FDA’s New Elsa AI Tool Launches Under a Cloud of Doubt

Elsa is essentially an AI assistant explicitly built for FDA workers. It's meant to handle time-consuming tasks like reading clinical trials, summarizing adverse event reports, comparing product labels, and writing codes to organize nonclinical data. Instead of having scientists spend days manually reviewing documents, Elsa can now assist in minutes.

How does this actually help you?

If you've ever waited months for a new medication to get approved—or if you're a patient relying on a new medical device—you’ve felt the effects of how long the review process can take. Elsa is designed to help speed up that process.

By helping FDA staff work faster, Elsa could lead to:

• Quicker approvals of life-saving drugs and devices
• Faster investigations into products that may be causing harm
• More efficient recalls or safety updates when something goes wrong
• Better use of resources, especially as the agency operates under tight staffing

What Elsa can do—and what it can't

Elsa was built inside a highly secure system (GovCloud), and the FDA says it doesn’t train on any sensitive industry data, meaning it's not snooping through drug company submissions or learning from confidential medical studies.
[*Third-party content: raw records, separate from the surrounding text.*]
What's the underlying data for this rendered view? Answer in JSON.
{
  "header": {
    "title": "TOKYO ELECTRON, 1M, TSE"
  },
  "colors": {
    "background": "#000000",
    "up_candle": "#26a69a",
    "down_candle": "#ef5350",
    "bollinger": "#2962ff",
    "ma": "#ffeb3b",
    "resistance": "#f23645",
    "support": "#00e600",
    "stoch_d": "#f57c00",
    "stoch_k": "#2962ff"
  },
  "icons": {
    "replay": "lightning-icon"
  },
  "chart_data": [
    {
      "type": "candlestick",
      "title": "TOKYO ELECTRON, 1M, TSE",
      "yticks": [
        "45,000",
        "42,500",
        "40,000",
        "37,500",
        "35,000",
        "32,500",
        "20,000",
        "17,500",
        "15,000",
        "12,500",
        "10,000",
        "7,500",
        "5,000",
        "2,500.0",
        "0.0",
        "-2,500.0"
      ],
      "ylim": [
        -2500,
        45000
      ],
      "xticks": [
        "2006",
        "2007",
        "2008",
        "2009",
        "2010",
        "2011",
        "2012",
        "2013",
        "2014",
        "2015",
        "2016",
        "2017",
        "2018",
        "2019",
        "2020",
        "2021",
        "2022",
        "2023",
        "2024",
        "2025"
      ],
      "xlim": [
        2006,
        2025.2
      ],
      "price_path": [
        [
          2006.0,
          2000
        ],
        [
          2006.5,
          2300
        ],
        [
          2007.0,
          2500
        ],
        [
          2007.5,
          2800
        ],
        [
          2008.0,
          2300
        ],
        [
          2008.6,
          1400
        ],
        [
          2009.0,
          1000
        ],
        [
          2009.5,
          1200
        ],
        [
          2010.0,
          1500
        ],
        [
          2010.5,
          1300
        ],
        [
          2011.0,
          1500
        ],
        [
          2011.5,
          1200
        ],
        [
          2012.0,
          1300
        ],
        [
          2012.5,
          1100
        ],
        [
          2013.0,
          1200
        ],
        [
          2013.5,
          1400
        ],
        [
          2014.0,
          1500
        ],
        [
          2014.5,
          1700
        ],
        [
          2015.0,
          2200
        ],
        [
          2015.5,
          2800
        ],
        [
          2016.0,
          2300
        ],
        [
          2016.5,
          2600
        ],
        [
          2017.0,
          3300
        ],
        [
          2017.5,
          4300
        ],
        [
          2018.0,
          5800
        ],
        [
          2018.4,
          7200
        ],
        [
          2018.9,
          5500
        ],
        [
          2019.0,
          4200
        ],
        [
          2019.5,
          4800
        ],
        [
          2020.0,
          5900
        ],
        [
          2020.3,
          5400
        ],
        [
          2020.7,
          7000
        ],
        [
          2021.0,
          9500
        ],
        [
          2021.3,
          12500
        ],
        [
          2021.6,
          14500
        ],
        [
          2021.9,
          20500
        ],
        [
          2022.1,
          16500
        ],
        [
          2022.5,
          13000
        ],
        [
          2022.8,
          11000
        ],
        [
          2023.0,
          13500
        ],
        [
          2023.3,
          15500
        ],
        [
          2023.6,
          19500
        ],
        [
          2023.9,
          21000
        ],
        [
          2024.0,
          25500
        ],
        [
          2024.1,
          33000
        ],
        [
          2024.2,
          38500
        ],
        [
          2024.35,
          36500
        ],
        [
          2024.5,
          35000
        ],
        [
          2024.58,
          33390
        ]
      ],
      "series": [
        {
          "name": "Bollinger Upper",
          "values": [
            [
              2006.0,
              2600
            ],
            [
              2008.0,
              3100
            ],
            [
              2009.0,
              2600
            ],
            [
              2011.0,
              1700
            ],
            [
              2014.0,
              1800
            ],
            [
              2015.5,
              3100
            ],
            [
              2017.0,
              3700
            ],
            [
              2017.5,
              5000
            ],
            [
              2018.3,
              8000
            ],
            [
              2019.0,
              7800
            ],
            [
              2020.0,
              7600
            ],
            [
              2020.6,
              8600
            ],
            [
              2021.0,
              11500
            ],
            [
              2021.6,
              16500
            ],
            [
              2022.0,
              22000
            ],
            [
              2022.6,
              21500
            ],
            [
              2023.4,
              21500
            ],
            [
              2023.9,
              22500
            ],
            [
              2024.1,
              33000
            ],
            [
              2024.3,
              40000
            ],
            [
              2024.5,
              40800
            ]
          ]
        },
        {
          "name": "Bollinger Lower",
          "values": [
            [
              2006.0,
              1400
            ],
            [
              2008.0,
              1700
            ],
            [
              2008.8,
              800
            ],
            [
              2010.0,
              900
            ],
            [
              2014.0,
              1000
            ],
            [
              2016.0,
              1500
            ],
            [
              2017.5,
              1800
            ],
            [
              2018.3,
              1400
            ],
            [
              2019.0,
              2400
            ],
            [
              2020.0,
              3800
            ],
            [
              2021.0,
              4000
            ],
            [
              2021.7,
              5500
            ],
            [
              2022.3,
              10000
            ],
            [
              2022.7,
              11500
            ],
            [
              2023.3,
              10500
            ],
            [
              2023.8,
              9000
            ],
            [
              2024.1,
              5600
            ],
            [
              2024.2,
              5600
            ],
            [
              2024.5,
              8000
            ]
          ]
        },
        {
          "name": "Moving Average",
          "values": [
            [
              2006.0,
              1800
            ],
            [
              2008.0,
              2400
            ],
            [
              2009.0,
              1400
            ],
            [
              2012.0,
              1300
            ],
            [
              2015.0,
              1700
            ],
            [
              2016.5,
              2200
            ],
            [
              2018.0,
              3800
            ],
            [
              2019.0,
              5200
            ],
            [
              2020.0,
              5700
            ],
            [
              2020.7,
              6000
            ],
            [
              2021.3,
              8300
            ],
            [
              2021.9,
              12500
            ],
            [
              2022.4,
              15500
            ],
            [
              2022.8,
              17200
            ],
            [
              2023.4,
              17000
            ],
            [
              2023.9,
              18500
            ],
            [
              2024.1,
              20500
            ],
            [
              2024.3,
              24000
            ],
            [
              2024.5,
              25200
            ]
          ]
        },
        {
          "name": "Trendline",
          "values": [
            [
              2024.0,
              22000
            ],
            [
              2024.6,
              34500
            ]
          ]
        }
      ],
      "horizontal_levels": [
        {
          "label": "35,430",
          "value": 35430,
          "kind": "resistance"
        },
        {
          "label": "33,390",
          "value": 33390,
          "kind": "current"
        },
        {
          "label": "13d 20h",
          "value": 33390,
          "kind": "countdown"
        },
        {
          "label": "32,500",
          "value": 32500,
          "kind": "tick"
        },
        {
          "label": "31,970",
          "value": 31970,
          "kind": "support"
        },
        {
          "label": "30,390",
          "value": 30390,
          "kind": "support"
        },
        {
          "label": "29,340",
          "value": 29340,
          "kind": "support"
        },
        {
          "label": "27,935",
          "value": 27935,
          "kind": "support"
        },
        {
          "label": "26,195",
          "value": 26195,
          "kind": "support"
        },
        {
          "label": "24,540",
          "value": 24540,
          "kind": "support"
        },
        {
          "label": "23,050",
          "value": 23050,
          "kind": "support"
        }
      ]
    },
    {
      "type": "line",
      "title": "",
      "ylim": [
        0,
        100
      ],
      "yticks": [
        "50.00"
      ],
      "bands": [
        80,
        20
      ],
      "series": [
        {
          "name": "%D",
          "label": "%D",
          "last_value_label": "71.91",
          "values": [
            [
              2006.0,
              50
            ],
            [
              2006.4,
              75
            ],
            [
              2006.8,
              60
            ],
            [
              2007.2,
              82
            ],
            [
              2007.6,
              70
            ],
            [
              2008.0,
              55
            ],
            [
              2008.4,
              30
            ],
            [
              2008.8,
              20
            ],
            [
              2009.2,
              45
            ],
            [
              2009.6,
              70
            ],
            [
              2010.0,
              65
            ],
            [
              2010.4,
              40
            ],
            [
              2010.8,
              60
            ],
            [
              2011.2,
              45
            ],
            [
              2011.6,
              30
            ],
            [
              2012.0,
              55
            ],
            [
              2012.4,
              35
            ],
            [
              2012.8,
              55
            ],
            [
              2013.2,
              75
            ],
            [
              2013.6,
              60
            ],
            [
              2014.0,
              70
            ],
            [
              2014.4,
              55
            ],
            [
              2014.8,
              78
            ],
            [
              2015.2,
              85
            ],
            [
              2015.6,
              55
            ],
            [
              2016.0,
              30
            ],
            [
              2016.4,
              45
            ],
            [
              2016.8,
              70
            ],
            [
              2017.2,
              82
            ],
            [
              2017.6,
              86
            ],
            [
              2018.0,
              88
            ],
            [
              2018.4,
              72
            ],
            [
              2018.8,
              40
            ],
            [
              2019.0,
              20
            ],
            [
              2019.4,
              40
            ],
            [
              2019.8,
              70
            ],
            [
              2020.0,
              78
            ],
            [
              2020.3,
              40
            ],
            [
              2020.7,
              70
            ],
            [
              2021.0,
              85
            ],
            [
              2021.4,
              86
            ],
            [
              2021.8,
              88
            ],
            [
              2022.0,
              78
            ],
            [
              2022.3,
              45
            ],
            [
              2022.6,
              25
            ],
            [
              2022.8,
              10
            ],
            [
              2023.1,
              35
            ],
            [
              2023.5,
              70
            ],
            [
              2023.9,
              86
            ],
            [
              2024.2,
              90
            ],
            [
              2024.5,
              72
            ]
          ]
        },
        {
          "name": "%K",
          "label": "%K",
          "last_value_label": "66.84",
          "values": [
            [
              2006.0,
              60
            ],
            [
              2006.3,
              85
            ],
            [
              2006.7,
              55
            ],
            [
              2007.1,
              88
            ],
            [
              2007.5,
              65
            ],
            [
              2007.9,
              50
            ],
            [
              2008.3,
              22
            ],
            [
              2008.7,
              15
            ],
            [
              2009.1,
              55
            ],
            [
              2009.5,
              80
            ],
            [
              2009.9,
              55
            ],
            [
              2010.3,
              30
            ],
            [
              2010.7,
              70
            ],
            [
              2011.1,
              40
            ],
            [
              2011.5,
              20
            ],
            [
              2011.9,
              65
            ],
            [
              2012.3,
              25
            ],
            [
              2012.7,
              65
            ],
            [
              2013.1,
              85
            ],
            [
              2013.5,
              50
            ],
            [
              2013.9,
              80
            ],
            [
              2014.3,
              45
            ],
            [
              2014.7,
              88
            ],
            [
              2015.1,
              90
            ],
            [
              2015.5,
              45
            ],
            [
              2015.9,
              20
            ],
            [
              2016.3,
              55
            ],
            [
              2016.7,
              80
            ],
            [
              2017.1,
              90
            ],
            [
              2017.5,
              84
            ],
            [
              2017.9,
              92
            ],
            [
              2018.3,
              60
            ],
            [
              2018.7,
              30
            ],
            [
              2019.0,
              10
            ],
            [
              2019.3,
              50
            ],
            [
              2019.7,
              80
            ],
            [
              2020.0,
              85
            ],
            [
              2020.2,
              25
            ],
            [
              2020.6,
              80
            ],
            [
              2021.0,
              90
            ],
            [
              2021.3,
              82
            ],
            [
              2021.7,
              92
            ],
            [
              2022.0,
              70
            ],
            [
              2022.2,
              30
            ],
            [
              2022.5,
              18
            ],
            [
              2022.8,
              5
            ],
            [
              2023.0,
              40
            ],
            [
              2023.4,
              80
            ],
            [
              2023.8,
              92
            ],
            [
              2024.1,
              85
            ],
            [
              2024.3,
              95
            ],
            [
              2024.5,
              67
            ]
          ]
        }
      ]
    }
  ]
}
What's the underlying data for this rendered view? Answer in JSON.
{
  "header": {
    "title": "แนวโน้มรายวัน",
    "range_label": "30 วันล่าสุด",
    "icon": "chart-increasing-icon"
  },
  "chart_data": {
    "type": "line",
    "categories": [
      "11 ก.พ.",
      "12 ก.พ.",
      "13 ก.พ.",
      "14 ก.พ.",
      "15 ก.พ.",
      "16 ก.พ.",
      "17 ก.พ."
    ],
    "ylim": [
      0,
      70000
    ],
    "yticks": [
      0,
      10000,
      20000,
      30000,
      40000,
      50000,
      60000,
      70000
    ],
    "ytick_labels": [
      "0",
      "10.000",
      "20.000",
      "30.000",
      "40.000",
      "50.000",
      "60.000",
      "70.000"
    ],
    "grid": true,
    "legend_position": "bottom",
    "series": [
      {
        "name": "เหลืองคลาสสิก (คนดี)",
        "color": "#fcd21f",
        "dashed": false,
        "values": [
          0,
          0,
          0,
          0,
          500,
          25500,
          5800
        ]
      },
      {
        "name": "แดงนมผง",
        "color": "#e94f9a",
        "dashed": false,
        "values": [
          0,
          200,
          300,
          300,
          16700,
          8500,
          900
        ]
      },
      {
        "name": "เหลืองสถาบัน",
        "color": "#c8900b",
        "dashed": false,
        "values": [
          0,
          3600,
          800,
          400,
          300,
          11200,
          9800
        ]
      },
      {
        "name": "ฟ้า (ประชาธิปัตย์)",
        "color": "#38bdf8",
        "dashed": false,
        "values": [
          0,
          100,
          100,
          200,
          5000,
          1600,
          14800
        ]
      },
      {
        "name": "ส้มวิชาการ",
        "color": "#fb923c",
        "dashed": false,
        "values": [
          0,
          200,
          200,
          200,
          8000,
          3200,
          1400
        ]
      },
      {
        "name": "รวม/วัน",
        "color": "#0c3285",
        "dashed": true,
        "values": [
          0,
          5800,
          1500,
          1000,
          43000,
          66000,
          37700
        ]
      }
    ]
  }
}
It also doesn’t connect to the public internet, so while it’s safe, it limits its capabilities.

Some of the tasks Elsa can already do include:

• Summarizing reports of drug side effects
• Helping scientists compare drug or device labels
• Assisting with reviewing safety profiles of new treatments
• Generating code to build better internal databases

Sources within the agency say that although Elsa is promising, it’s still struggling with some basic tasks. According to two FDA staffers familiar with the rollout, Elsa sometimes gives incorrect or incomplete summaries, even for public information like approved product lists.

A related tool called CDRH-GPT, which was designed for the FDA’s Center for Devices and Radiological Health (the team that oversees pacemakers, insulin pumps, X-rays, and more), is reportedly even further behind. According to the same sources, it's still in beta testing and “doesn’t yet connect to the FDA’s internal systems and has issues when it comes to uploading documents or allowing users to submit questions.”

Critics say the FDA may be rushing the technology out too quickly. “I worry that they may be moving toward AI too quickly out of desperation, before it’s ready to perform,” said Arthur Caplan, head of the medical ethics division at NYU Langone Medical Center. “It still needs human supplementation. AI is really just not intelligent enough yet to really probe the applicant or challenge or interact.”

There are also concerns about trust and ethics. Richard Painter, a law professor at the University of Minnesota and former government ethics lawyer, warned, “We need to make sure that the people involved in these decisions do not have a financial interest in the artificial intelligence companies that would get the contracts. A conflict of interest can greatly compromise the integrity and the reputation of a federal agency.”

These growing pains have sparked concern among staff, some of whom feel that the agency is pushing AI too quickly before it’s fully ready. With recent layoffs across the Department of Health and Human Services, including support roles at the FDA, there’s anxiety that AI may be seen as a replacement rather than a supplement to human expertise.

Despite its growing pains, Elsa represents a significant shift in how the FDA operates—and by extension, how quickly the public might benefit from new therapies, food safety updates, or medical technologies.

If Elsa continues to improve and is deployed responsibly, it could help the FDA keep pace with modern health challenges, serve the public faster, and make critical safety decisions more efficiently. That’s a future worth working toward.